Sam zum ungefähr 100.

Am 13. April wurde der offizielle 100. von Samuel Beckett begangen (trotz des Nobelpreises gerade wieder einmal sehr lesenswert) - wir haben, fassungslos angesichts des medialen Strohfeuers, den Termin natürlich passieren lassen (ganz geschickt wieder schachblaetter.de, die am 10.4 noch schnell vorgesprungen sind und meinen geplanten Eintrag vorwegnahmen). Nachdem danach das Feuilleton und die vereinigten Geisteswissenschaften umfassend gefreudelt und gegödelt haben, ist alles schnell wieder abgeebbt, und wir können hier ein wenig nachtragen.

Zum Glück hat die moderne Literaturwissenschaft das ihrige dazu beigetragen, um den Geburtstag ausreichend zu vernebeln. Die berüchtigte Erst"biographie" von Deidre Bair beginnt bezeichnenderweise mit der Behauptung, Beckett sei eigentlich im Mai geboren worden und habe seinen Geburtstag zurückverlegt, wegen des Karfreitags (ein paar ungenaue Begründungen folgen) - das Buch verbleibt übrigens auf diesem Niveau und ist daher als Meilenstein und typisches Erzeuignis der modernen amerikanischen, feministisch geprägten Geisteswissenschaften noch heute instruktiv (insbesondere lehrreich die unverblümte Entstehungsgeschichte des Werks in der Einleitung, und die Fortsetzung der Karriere via die Stufen Simone de Beauvoir, Anais Nin und C.G. Jung ;-) ... then again, there is a James Knowlson).

[Kleines Beckett-Quiz, Frage 1 (schwer): Was ist der 1001. Fehler im Bairschen Werk? (nein, nicht "damals war die Mehrheit der Polen Mitglied in der kommunistischen Partei")]

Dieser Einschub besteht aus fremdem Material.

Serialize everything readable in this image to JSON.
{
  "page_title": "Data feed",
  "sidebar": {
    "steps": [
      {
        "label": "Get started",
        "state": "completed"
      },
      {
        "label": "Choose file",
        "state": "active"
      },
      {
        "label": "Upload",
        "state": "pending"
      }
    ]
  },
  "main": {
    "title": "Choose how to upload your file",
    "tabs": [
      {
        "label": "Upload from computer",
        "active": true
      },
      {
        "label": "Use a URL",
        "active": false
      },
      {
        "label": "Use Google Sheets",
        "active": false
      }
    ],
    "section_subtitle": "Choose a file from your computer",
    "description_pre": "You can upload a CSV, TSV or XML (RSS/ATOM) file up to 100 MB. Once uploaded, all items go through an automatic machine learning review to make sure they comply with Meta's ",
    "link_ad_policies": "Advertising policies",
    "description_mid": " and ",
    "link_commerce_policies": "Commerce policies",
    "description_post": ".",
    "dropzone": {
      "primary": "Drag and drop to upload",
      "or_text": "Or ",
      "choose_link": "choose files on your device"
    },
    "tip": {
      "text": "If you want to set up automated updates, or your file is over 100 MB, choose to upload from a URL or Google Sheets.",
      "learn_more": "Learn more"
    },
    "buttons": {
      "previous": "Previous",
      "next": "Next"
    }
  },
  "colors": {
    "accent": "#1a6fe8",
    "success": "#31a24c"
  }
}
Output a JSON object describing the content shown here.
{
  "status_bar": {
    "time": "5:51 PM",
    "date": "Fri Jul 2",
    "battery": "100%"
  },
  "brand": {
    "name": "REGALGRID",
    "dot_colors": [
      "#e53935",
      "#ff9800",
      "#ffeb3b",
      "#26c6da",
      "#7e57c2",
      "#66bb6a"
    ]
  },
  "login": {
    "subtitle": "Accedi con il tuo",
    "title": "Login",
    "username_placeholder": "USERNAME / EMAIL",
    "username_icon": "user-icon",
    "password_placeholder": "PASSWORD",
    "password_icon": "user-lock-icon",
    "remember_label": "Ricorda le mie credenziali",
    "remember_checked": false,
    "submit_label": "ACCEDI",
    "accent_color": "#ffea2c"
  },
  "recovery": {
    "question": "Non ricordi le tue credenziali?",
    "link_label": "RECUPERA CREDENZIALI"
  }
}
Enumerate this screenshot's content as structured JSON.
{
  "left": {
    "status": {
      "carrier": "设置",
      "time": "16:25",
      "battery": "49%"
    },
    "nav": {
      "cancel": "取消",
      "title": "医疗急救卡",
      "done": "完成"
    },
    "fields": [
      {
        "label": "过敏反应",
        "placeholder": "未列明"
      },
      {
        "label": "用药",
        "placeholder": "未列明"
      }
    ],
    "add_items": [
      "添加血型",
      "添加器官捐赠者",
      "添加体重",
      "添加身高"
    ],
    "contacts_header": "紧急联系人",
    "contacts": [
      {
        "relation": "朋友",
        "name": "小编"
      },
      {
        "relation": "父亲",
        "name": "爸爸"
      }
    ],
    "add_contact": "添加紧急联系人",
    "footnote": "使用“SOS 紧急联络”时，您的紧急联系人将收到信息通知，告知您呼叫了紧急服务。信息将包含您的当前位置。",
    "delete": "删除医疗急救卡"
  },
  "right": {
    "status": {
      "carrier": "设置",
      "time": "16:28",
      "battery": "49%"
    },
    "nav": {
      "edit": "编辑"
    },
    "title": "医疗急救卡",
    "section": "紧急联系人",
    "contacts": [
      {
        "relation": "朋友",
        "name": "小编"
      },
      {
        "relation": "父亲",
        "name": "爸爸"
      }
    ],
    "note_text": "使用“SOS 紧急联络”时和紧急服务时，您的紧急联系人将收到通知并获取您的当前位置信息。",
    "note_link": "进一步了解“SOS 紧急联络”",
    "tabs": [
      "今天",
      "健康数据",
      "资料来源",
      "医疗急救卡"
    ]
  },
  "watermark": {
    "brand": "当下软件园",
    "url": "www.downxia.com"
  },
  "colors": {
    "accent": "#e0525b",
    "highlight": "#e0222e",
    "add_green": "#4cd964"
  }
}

Da ist es uns also mindestens ebenso recht, den Feiertag und -ort selbst auszusuchen, und was wäre besser geeignet als die sommerlichen Maitage in Sams Berliner Stammkneipe im Tiergarten. Die Pilger repräsentierten schon eine beunruhigend typische Mischung von zentralen Beckett-Themen, wie natürlich Schach -

Beckett-Quiz, Frage 2 (leicht): Welches geplante Romancover von Beckett stellen diese beiden Primaten gerade nach?

OK, das war zu einfach. Für die komplette Partie verweisen wir wieder einmal gerne wieder nach Greifswald...











- oder die Bindung zur Ostsee (nachdem Sam unklugerweise im "Krapp" privat wurde, hat ja allein die Stelle

"Sah mir die Augen aus dem Kopf, indem ich wieder einmal Effi las, eine Seite pro Tag, wieder einmal unter Tränen. Effi... (Pause).
Hätte mit ihr glücklich sein können, da oben an der Ostsee, und die Kiefern, und die Dünen."

vielen PromovendInnen ein paar biographische Seiten schinden helfen) - oder Dante, the Peggies und natürlich als einigendes Band, der Whisky.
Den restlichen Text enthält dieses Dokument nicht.